The Cape's bottom fifteen miles consist of starkly windswept tundra called fynbos, accessed by no public transportation whatsoever. This remote portion offers fabulous views across deep-blue bays and a national park encompassing Cape Point and the Cape of Good Hope, Africa's southwesterly-most point. The Park enjoys deserved adulation, consequently jammed with tourists in high season, watching the surf break in fluorescent shades of blue, gawking from serpentine trails engineered to best display vertigo cliffs of yellow, frothed by white.
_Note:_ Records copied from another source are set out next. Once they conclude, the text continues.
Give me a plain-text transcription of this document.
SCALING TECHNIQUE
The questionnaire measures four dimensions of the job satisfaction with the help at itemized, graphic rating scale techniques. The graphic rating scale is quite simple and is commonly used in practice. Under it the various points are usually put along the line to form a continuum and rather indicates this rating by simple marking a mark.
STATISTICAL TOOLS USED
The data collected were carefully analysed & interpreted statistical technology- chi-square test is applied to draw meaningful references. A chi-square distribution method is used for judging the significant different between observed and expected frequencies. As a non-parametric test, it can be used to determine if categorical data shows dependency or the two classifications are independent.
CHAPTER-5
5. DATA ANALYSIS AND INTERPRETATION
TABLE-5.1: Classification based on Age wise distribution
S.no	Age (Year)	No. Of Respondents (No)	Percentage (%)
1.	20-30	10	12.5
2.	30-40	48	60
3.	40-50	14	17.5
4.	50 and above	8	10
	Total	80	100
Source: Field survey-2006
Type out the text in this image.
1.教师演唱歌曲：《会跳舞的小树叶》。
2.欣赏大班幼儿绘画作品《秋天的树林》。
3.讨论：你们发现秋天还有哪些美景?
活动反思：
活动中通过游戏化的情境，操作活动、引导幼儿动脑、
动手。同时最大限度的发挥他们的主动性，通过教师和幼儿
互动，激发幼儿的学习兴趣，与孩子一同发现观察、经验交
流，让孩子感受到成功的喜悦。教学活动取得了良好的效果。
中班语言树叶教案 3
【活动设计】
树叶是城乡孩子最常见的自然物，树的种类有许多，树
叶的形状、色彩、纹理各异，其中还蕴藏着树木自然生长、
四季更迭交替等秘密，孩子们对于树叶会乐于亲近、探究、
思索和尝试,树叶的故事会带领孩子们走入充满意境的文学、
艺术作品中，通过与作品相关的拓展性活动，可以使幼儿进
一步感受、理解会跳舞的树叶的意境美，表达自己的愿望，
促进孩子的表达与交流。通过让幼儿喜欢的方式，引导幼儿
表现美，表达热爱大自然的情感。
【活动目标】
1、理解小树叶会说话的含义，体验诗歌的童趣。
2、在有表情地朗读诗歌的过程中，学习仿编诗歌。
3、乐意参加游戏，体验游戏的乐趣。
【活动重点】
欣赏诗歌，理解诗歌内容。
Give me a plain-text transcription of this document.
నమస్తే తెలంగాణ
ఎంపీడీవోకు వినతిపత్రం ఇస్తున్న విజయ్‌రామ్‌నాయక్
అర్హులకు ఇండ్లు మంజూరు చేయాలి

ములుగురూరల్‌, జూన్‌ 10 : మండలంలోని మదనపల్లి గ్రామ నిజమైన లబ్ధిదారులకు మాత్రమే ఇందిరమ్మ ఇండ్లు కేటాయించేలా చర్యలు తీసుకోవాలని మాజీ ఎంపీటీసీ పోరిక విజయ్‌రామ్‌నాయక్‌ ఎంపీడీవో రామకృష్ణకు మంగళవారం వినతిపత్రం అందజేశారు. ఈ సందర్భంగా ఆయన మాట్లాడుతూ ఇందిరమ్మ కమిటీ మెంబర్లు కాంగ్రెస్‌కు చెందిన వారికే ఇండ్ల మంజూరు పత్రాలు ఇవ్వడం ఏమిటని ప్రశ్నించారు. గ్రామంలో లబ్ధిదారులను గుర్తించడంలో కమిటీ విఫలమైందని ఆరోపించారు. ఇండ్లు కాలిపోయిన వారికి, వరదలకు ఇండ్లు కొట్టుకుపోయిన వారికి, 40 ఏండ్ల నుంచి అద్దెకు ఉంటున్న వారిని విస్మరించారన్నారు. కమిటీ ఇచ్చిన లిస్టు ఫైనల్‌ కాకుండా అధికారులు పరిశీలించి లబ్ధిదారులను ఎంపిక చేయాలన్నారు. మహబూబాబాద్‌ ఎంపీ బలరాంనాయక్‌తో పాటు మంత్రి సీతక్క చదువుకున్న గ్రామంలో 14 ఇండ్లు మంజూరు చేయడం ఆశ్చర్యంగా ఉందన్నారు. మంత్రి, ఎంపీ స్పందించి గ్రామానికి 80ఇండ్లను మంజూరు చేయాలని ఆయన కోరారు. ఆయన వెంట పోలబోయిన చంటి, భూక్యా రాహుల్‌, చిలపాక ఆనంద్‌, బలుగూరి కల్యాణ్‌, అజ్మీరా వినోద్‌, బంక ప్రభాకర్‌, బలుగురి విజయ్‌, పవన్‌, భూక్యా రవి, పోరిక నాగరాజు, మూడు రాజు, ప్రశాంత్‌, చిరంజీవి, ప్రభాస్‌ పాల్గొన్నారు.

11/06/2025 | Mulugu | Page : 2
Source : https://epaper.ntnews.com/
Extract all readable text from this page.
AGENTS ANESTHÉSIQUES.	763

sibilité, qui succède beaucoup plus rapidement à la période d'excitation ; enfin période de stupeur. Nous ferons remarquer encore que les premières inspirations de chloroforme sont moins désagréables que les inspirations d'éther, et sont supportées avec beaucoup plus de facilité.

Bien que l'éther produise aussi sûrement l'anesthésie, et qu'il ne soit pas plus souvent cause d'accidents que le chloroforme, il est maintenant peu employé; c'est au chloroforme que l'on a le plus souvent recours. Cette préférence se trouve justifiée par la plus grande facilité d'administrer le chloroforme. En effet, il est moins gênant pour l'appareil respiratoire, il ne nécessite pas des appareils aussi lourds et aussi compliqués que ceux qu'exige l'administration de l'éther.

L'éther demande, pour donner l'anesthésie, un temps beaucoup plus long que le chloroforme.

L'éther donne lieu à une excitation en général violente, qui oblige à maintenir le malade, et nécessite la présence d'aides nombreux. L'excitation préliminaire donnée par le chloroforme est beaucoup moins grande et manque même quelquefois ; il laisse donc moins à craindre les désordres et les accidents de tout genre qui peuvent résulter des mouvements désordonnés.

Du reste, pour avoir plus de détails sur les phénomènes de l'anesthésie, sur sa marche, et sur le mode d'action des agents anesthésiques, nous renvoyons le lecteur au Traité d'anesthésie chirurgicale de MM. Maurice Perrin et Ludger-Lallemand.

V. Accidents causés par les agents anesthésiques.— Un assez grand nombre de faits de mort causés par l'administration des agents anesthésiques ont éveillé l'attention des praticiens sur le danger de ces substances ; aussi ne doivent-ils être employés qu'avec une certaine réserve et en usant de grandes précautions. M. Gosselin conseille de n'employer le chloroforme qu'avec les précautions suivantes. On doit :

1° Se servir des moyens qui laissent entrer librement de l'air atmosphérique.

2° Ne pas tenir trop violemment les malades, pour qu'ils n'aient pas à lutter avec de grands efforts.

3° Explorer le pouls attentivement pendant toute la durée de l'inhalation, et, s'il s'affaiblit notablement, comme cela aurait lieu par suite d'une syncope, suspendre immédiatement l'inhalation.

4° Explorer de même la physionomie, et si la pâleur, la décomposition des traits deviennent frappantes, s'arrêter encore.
The flat-topped mountain called Table glowers above Cape Town like Mesa Verde (green table in Spanish) towers above my home town of Cortez, Colorado, admittedly in a rather different setting. Instead of surrounded by 14,000 foot (4200 meter) peaks like Mesa Verde, Table Mountain stands utterly alone, churning the weather for the town below. The locals brag that the weather often turns treacherous on Table Mountain, changing a minimum of four seasons in twenty-four hours.
The Mountain is often slathered with a tablecloth of cloud, but more frequently swept by winds nicknamed Cape Doctor, souring off Table Bay to scour the City's 116 square miles (300 square kilometers) free from all pollution. The best part of the Mountain is not the cable car rigged for sissy tourists, but the invigorating four hours it takes to hike to the top while enjoying phenomenal views of the surrounding hillocks, the town and the castle below. The 350 classified routes to the top offer orchids, hundreds of daisy variations, and silver trees, all subject to nibbling by Himalayan goats whose ancestors escaped from a Cape Town zoo.
But beware, because sissies sometimes win. During my Cape Town stay the local newspaper headlined two hikers, only one of whom made half the climb intact before he was rescued by helicopter. Meanwhile, his buddy had plunged to a crushing end.
Cape Town is parked equidistant between Table Bay and Table Mountain, abutting both, encircled by the ridges of Lion's Head and Lion's Rump. The Rump ran afoul of political correctness and was renamed Signal Hill. It features a cannon on top that pops promptly and daily at noon, saying, Go to lunch.
The city offers perfect spring weather year-round, ignoring the occasional winds approaching hurricane force. Shop for African crafts and colorful ostrich eggs painted with brilliant scenes of Africa. And enjoy the seafood restaurants, accompanied by a glass of local wine. The surrounding countryside has sprouted world class vineyards, accordingly priced.
The City is populated by the most sophisticated and erudite people in Africa, truly no big deal. But go anyway, to enjoy the ambience, food, shopping and above all, location, setting and over-priced hotels, the most photogenically situated on earth.
When you go: Fly to Cape Town or Johannesburg from any major European city or with a single connection from the States. Delta recently began nonstop service to Cape Town with roundtrip flights under $1000. Hotels are expensive, on par with Europe. Even backpackers hostels charge $40 for a room without en-suite facilities, for one person. If you must have a bathroom, pony up the Rand. Public transportation around South Africa is easy and relatively economical by Greyhound, Intercape and other carriers, but they skip tourist outposts such as the Cape. However, the Baz Bus provided a shuttle through all South Africa tourist areas, plus through Swaziland and parts of Mozambique. See www.bazbus.co.za, also pricey. It's cheaper to fly than to take the Baz Bus. High season is December, January and March. I have no idea why February isn't part of high season, or why the weather is often nicer in April.